“As Leis da Fronteira”, Javier Cercas

“Se a pessoa não entende que tem coisas mais importantes que a verdade não entende como a verdade é importante”, diz Ignácio Cañas, protagonista deste As Leis da Fronteira (Biblioteca Azul, 2013), falando sobre o barro de que é feita a literatura de Javier Cercas: a verdade, cujo caráter elástico o autor é mestre em testar — esticando, torcendo, moldando, dando a ela o comprimento que lhe cabe ou que cabe à sua ficção.
Se há algo “falso” neste romance, isso deriva das próprias limitações do realismo, esse simulacro do real: estruturado a partir de depoimentos dados a um escritor que pretende contar a história de uma gangue de quinquis (espécie de ciganos que eram identificados com a delinquência na Espanha pós-franquista), o romance tem os truques de uma narrativa convencional, nos fazendo esquecer que estamos lidando com vozes distintas e harmonizando-as de acordo com as arbitrariedades de um só narrador.
Descontados os artifícios típicos do realismo, o trabalho é um tour de force incansável, na medida em que só a sua primeira parte já se constituiria numa obra com um arco fechado e bem trabalhado.
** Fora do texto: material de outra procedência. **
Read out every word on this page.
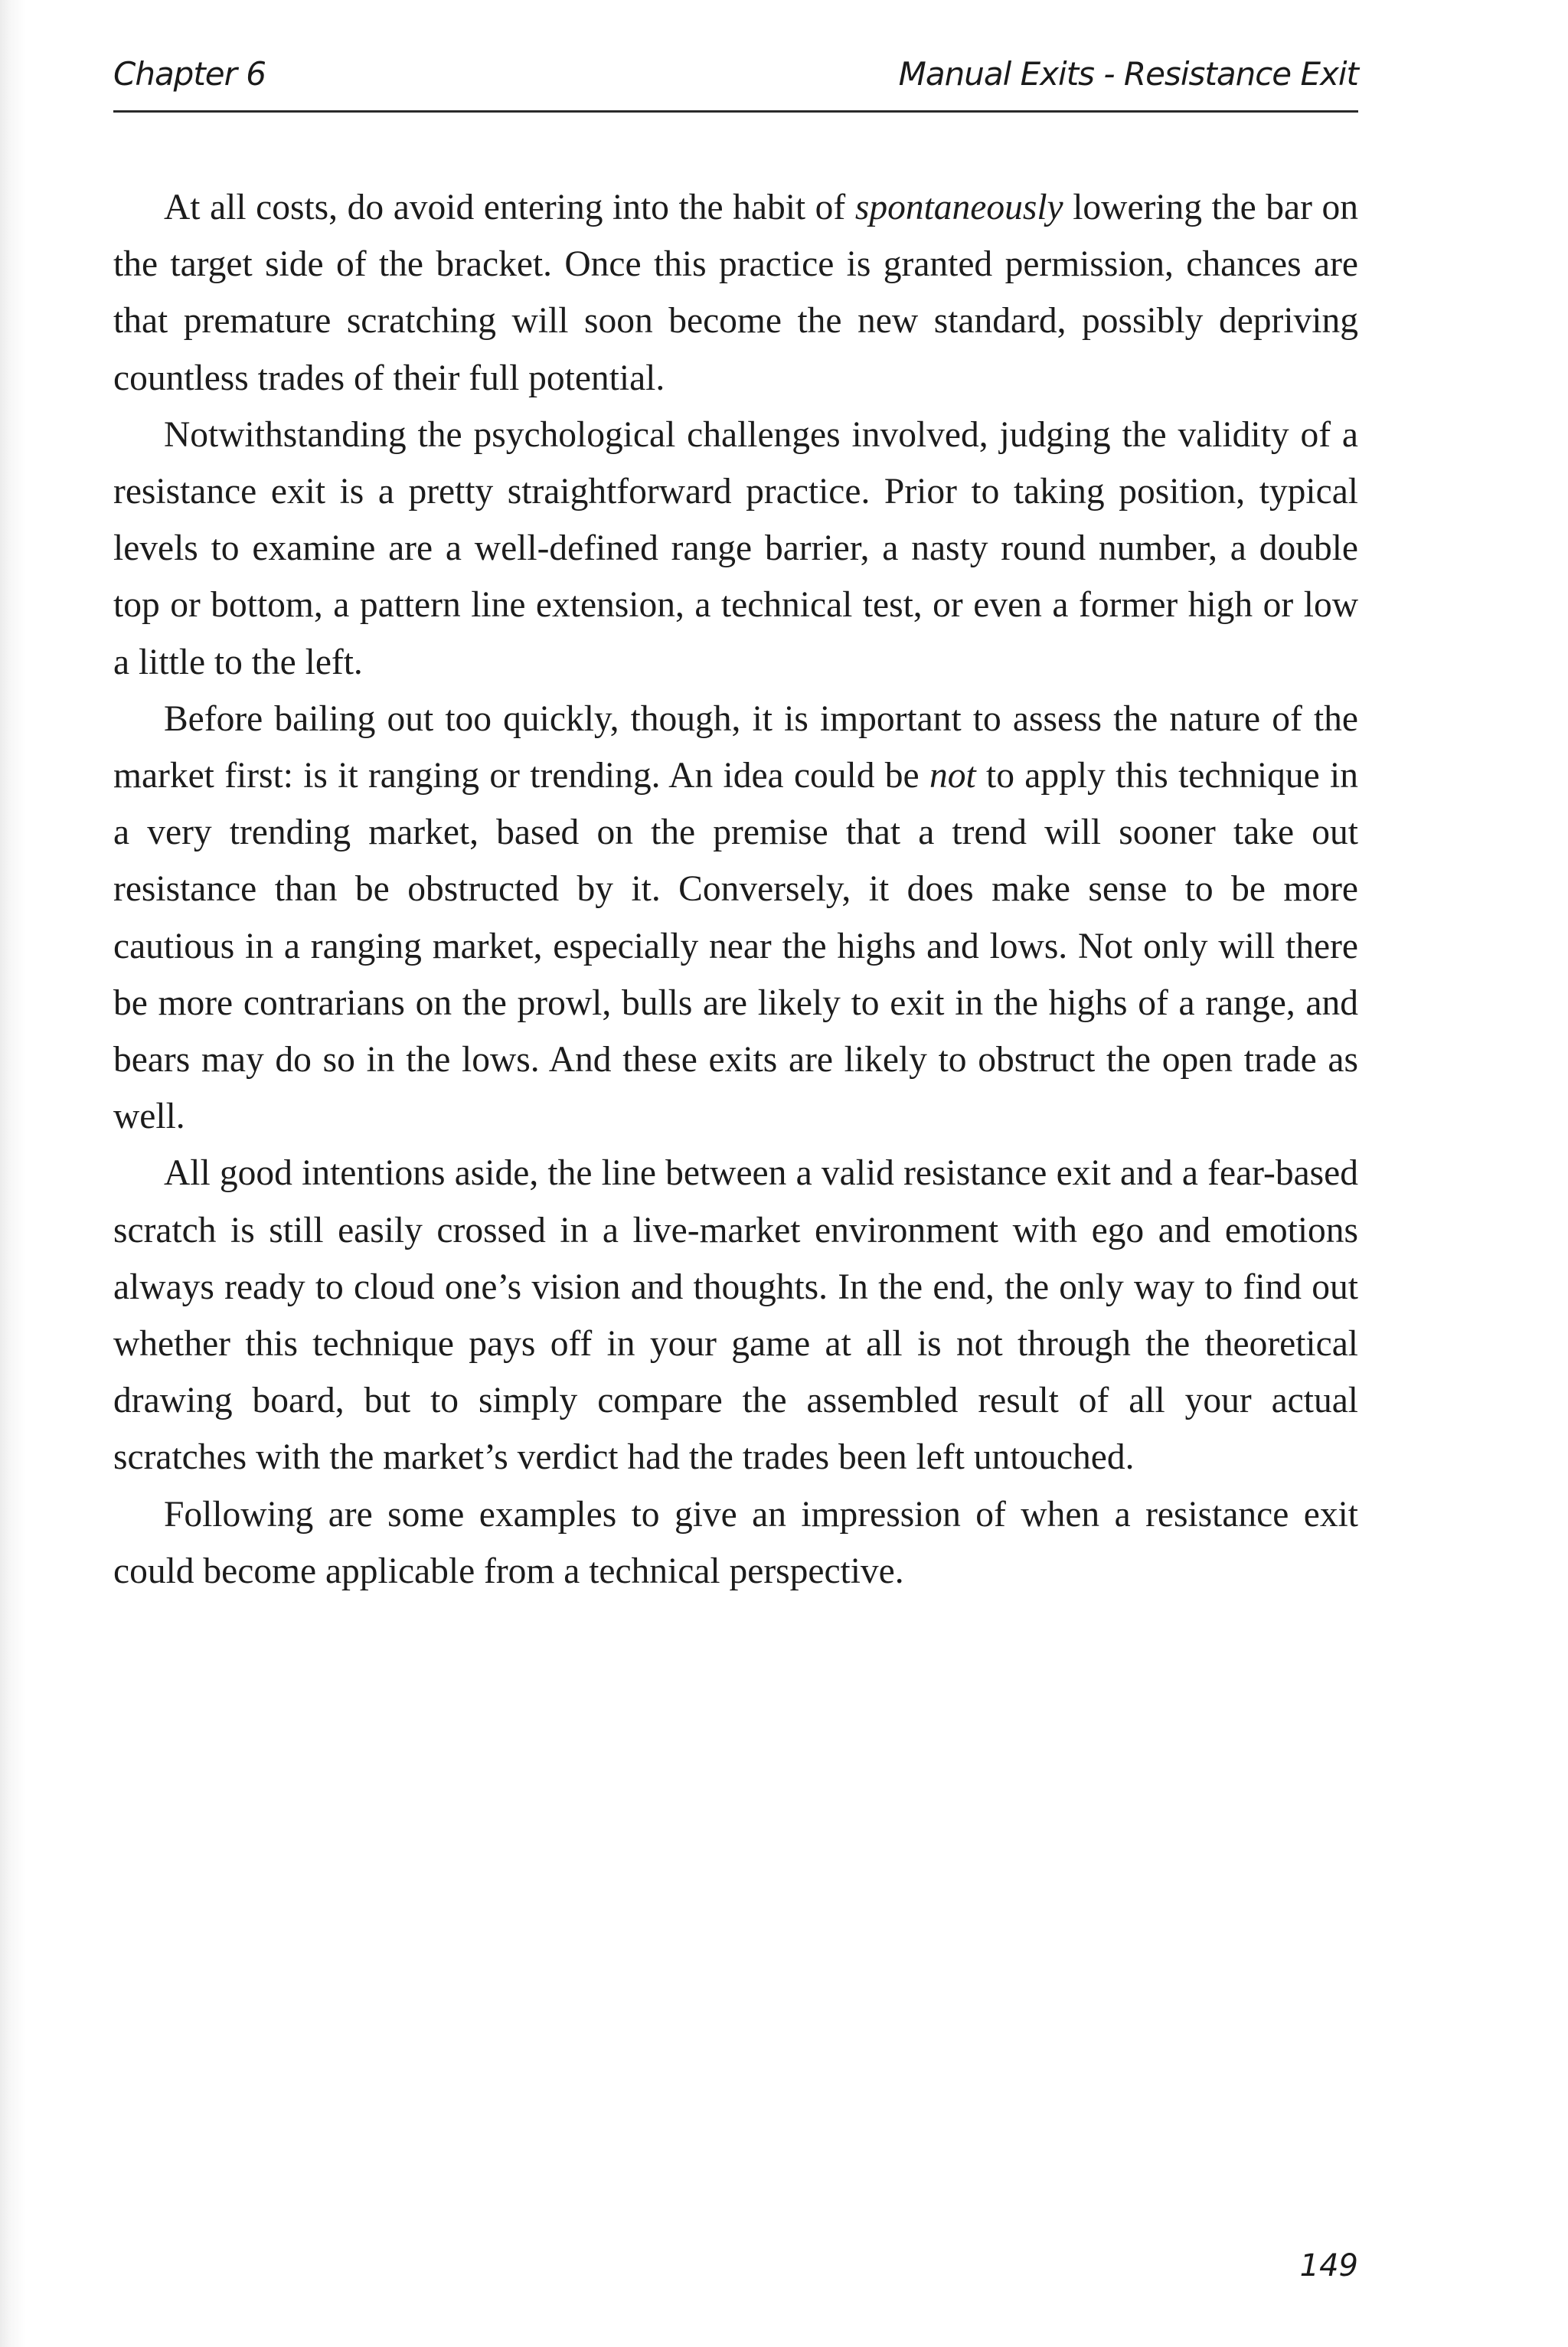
Chapter 6	Manual Exits - Resistance Exit

At all costs, do avoid entering into the habit of spontaneously lowering the bar on the target side of the bracket. Once this practice is granted permission, chances are that premature scratching will soon become the new standard, possibly depriving countless trades of their full potential.

Notwithstanding the psychological challenges involved, judging the validity of a resistance exit is a pretty straightforward practice. Prior to taking position, typical levels to examine are a well-defined range barrier, a nasty round number, a double top or bottom, a pattern line extension, a technical test, or even a former high or low a little to the left.

Before bailing out too quickly, though, it is important to assess the nature of the market first: is it ranging or trending. An idea could be not to apply this technique in a very trending market, based on the premise that a trend will sooner take out resistance than be obstructed by it. Conversely, it does make sense to be more cautious in a ranging market, especially near the highs and lows. Not only will there be more contrarians on the prowl, bulls are likely to exit in the highs of a range, and bears may do so in the lows. And these exits are likely to obstruct the open trade as well.

All good intentions aside, the line between a valid resistance exit and a fear-based scratch is still easily crossed in a live-market environment with ego and emotions always ready to cloud one’s vision and thoughts. In the end, the only way to find out whether this technique pays off in your game at all is not through the theoretical drawing board, but to simply compare the assembled result of all your actual scratches with the market’s verdict had the trades been left untouched.

Following are some examples to give an impression of when a resistance exit could become applicable from a technical perspective.

149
Javier Cercas, porém, não se contenta com isso e amplia este arco: que vai da adolescência de Cañas, um jovem de classe média que, por amor a uma quinqui, se envolve na gangue de Zarco, seu suposto namorado; até a idade adulta — quando Cañas, já um advogado respeitado, resolve defender Zarco num momento em que seu passado se tornou uma narrativa mítica, perpetuada por um circo midiático composto de filmes, livros e reportagens.
O confronto entre essa narrativa mítica e o relato nostálgico de Cañas (contraposto pelo depoimento de um inspetor de polícia responsável pela captura de Zarco) é o que confere ao livro esta dimensão filosófica em torno da verdade, um conceito que nunca conseguimos dotar de imparcialidade, logrados que somos pelas armadilhas do afeto e da memória.